L’immaturité de l’analyse pose question et on imagine bien que ce n’est pas le seul domaine dans lequel cette perception sévit ; en économie, en matière budgétaire, monétaire, sociétale, partout nous sommes soumis à ce type de délires ou mensonges en forme d’idéologie préfabriquée et obligatoire. Est-il mauvais, mal conseillé, ou est-ce sciemment qu’il tient ce discours ? Notre pays est dirigé par un enfant capricieux, qui s’est entouré d’adolescents immatures. Les assertions de Barrot sur la fragilité de l’économie russe qui serait la conséquence des sanctions prises rappellent un certain Le Maire quand il comparait le PIB de l’Espagne à celui de la Russie, pour affirmer que son asphyxie était inévitable. On a tous pu constater le résultat, tous, sauf Barrot. Nous sommes donc contraints de supporter les décisions de ces « sardanapales » auto suffisants, arrogants et totalement déconnectés d’une réalité qu’ils refusent, même quand elle leur revient dans la figure.

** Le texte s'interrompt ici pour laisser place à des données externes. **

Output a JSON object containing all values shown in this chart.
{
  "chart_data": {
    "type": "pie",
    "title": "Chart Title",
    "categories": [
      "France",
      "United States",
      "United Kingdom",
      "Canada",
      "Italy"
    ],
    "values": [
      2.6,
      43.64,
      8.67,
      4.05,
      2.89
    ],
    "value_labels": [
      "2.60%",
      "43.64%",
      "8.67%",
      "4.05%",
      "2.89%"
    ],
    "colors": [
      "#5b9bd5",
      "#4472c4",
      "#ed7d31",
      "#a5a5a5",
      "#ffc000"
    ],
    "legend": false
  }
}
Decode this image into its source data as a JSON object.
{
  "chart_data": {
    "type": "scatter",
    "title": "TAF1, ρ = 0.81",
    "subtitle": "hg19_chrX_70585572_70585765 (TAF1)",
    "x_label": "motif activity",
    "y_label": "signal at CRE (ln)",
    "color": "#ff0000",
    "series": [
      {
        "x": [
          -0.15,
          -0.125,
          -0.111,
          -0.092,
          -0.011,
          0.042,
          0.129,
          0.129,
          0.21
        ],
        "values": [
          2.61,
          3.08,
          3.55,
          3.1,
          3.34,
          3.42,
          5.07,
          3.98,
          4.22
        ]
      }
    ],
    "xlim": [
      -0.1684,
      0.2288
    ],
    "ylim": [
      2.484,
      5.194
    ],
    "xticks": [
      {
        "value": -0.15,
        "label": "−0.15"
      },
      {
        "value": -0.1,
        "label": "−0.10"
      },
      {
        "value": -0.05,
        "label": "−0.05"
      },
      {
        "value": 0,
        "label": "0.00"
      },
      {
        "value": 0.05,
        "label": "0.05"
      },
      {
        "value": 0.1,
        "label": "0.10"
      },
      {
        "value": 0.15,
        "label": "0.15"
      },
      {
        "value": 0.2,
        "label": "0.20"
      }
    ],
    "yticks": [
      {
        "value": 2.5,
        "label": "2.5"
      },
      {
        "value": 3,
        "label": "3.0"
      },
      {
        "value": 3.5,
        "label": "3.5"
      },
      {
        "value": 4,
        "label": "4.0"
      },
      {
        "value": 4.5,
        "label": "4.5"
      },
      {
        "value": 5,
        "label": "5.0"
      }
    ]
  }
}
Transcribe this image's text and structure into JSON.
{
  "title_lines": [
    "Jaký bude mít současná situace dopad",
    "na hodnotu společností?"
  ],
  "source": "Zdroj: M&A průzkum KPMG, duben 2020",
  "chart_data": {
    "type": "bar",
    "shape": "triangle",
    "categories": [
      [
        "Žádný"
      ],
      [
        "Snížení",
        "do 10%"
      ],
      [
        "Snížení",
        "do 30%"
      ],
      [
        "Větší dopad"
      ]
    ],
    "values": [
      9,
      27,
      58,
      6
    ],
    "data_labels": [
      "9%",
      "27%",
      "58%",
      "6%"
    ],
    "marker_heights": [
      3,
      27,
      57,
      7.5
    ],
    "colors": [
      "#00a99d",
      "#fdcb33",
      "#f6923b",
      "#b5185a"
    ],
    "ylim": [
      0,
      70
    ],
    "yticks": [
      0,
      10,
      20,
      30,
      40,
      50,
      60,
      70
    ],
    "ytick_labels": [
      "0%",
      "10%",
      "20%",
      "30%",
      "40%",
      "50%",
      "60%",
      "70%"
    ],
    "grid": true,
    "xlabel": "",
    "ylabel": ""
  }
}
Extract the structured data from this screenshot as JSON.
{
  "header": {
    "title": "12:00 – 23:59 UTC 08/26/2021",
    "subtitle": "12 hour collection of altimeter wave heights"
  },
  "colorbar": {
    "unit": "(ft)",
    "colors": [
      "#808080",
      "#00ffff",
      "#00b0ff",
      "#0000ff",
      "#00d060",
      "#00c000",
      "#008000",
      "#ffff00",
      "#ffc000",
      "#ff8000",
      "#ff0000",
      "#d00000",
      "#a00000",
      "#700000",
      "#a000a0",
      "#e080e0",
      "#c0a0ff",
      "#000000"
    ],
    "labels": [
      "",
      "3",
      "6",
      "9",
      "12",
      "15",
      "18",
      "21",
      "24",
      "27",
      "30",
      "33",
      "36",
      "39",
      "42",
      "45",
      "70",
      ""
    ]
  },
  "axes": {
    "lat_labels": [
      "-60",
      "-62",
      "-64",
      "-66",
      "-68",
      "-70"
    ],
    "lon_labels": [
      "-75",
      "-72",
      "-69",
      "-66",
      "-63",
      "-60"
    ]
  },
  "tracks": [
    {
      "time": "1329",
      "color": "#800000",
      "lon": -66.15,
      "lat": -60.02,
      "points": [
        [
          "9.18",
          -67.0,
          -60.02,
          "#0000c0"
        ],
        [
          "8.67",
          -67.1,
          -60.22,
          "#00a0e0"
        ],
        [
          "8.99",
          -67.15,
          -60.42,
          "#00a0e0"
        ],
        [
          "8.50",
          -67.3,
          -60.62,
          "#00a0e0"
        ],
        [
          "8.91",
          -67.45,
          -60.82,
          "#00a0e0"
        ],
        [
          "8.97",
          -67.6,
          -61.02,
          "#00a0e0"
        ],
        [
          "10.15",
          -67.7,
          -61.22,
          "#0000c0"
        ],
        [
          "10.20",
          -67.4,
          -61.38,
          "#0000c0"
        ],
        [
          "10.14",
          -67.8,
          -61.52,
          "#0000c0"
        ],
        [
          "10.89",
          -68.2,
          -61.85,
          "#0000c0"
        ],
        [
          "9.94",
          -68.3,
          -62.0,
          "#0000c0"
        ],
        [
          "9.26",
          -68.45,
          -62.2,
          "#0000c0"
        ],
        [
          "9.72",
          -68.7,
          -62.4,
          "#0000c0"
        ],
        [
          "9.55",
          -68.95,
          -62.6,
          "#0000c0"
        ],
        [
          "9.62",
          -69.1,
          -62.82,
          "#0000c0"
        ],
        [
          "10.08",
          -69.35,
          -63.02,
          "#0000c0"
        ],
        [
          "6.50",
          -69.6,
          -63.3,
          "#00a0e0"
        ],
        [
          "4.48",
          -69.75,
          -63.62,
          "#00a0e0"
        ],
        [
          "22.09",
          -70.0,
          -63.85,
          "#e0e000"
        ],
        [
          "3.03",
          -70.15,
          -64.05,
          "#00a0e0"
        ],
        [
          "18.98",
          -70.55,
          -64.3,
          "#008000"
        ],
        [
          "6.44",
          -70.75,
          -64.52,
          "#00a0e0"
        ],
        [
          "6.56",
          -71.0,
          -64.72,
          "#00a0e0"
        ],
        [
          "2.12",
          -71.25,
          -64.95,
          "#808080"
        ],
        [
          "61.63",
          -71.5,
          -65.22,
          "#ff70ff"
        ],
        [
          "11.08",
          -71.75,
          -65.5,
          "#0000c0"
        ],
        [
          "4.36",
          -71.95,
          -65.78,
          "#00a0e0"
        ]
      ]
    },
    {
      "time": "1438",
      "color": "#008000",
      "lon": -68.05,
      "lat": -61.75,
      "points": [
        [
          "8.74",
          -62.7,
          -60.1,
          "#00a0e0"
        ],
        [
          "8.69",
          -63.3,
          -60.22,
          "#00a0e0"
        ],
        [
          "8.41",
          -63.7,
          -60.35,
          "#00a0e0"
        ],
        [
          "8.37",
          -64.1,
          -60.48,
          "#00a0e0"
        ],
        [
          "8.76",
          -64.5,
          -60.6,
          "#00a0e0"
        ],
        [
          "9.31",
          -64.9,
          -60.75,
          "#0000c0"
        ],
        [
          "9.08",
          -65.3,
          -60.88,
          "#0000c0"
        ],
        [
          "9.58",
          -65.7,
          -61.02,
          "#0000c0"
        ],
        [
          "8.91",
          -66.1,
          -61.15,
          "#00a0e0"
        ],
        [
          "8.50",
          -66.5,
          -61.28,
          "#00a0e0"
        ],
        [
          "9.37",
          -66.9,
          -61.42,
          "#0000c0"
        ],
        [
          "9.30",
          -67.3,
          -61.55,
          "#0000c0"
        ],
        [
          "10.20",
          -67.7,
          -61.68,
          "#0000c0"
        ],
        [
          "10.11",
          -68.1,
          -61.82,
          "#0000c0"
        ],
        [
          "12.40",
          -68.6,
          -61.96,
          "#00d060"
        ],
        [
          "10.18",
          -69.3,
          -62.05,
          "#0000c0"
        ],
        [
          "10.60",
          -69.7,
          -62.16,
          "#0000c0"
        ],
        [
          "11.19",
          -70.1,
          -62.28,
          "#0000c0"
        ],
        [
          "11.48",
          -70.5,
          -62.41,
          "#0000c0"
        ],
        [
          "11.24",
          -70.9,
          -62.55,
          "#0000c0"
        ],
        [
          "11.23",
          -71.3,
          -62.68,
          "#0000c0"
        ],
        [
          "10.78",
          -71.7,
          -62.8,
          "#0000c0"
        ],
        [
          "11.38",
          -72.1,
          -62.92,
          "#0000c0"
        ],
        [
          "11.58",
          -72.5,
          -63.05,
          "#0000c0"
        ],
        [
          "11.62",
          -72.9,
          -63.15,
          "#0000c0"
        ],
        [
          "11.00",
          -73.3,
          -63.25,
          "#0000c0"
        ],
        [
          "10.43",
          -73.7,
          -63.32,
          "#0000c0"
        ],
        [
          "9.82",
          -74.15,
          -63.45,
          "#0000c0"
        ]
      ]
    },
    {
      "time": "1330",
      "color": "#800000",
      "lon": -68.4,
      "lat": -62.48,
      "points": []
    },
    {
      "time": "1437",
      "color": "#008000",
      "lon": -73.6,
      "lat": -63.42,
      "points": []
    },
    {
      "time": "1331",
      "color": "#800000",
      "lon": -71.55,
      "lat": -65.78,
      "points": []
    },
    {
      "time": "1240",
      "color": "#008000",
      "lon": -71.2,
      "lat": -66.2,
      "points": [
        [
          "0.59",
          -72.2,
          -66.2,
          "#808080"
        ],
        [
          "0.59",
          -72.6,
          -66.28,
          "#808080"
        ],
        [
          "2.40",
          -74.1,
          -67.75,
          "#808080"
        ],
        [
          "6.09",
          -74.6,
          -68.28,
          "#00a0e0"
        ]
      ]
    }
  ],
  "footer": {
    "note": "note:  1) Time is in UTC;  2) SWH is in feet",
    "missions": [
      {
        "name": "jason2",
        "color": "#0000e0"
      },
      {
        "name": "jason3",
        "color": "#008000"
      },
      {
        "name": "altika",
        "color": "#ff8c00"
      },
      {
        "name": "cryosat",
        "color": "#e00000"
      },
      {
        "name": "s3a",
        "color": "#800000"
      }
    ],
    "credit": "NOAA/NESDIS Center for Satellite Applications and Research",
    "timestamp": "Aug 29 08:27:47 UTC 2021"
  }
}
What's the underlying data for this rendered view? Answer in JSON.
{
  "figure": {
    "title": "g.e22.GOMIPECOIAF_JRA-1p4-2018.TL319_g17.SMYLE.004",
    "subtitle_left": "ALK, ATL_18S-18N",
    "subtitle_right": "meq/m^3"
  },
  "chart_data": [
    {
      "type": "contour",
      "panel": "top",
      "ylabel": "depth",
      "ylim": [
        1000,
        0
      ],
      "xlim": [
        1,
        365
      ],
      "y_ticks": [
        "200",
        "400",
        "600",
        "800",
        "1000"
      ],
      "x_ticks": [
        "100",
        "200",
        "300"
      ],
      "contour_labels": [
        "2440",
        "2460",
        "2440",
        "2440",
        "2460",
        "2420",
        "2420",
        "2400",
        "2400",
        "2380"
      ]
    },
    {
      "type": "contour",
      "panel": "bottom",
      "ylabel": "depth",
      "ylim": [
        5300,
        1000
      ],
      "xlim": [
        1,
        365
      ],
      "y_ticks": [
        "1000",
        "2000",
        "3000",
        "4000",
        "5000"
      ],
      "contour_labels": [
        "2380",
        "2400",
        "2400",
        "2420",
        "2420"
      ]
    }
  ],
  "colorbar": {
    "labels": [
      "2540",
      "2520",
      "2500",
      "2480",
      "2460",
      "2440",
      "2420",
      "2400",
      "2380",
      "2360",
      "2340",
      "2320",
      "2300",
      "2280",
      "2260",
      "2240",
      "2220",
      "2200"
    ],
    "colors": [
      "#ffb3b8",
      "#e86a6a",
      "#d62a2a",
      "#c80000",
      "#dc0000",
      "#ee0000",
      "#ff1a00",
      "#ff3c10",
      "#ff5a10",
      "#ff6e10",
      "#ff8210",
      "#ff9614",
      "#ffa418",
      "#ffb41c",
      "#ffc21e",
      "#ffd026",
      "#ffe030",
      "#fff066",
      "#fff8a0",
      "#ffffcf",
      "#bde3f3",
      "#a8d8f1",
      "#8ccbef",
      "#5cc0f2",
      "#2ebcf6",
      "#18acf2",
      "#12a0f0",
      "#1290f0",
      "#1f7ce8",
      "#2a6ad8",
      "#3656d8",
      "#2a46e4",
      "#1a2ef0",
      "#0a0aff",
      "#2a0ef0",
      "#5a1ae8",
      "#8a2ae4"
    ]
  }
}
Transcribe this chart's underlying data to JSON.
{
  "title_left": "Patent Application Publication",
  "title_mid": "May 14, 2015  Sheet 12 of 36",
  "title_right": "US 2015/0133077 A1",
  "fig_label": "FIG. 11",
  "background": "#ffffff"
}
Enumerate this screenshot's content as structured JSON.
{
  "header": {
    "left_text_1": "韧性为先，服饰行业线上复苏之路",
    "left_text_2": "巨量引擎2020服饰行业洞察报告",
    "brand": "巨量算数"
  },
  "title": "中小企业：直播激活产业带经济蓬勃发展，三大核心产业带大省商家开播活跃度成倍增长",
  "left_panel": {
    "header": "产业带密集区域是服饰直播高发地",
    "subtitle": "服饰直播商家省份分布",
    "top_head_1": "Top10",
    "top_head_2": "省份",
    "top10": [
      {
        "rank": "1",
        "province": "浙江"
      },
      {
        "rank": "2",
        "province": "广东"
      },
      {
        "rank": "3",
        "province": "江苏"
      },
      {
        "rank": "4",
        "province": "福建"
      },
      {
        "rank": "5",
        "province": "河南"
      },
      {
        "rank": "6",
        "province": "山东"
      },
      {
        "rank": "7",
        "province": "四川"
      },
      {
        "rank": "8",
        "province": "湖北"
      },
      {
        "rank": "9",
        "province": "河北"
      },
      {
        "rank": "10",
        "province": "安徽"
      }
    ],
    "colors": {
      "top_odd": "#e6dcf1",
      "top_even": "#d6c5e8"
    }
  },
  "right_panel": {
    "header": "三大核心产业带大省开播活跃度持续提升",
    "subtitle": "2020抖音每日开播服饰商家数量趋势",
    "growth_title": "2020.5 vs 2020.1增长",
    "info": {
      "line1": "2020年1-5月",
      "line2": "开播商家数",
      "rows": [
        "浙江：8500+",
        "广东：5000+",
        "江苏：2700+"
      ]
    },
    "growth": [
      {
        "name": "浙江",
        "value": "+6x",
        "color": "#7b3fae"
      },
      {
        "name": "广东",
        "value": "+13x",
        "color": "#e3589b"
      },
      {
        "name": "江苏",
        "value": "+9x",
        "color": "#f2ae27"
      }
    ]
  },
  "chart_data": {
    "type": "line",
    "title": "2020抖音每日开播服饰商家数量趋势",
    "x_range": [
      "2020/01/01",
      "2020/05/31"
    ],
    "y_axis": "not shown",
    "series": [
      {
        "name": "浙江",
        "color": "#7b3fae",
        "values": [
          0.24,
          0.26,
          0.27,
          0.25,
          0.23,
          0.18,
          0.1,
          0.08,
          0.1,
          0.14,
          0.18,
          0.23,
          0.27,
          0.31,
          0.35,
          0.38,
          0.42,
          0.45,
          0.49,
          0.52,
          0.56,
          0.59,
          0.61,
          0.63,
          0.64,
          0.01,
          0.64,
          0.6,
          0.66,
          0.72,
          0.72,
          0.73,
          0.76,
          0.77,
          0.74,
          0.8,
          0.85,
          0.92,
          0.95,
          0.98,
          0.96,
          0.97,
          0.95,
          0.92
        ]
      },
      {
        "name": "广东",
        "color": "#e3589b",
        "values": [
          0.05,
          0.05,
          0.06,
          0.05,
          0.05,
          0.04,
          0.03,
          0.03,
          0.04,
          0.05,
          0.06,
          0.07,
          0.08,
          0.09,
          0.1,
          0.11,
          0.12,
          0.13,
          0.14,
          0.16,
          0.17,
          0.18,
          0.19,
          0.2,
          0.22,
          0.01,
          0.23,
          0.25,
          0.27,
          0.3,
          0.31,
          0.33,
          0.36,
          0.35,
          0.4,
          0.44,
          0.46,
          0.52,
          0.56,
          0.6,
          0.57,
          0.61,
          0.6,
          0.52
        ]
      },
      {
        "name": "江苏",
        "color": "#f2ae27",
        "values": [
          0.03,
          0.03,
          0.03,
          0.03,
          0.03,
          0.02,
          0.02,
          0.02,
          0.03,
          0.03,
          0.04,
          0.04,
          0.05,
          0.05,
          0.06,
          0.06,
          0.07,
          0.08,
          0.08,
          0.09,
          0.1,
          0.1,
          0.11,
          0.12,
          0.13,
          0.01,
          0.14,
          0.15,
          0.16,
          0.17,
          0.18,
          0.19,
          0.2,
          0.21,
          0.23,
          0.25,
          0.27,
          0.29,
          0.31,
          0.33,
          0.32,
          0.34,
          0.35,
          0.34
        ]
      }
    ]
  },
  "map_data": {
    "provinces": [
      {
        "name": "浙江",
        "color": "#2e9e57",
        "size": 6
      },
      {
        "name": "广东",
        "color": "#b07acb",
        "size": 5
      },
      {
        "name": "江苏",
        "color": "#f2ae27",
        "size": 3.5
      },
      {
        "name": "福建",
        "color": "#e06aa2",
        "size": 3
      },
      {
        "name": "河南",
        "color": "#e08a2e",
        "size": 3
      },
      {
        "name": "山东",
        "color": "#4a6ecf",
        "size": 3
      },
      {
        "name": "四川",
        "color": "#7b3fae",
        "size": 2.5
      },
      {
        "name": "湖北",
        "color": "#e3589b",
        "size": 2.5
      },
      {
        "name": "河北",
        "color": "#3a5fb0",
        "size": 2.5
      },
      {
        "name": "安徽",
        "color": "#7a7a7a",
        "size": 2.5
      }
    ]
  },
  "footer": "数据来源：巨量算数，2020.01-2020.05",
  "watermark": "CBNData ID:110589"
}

L’inversion des valeurs est leur sport favori. Nous l’écrivions il y a quelques jours dans nos colonnes. Leurs propos sont en permanence coupés du réel, pour la bonne et simple raison que ce réel ne correspond pas à ce qu’ils voudraient qu’il soit. Ils flottent dans un monde qui n’existe que dans leur esprit perturbé, et malheureusement c’est la qualité essentielle qui est recherchée par Macron pour les choisir et leur donner des postes à responsabilités. Il est donc évident que ce cirque pathétique continuera tant que Macron sera à la tête de l’État. Le pire c’est que les journalistes n’osent même pas les reprendre sur des déclarations aussi farfelues et erronées que celles-ci. La peur d’offenser est devenue plus forte que l’outrage fait à l’intelligence du peuple, et à la vérité des faits. Nous ne parviendrons pas à inverser cette psychose qui a envahi les plateaux, tant que le bon sens sera écarté car jugé injuriant, dès lors qu’il sert à remettre la vérité à sa place. Mais est-ce possible dans un pays ou 90% de la presse est contrôlée par quelques milliardaires proches du pouvoir et qui en plus reçoivent de l’argent public pour diffuser la propagande et endormir la majorité de la population ? La réponse est non, et nous allons devoir supporter encore quelques temps des sorties aussi décalées que celle de ce ministre, sauf si ce gouvernement était renversé, mais là encore, rien n’est moins sûr.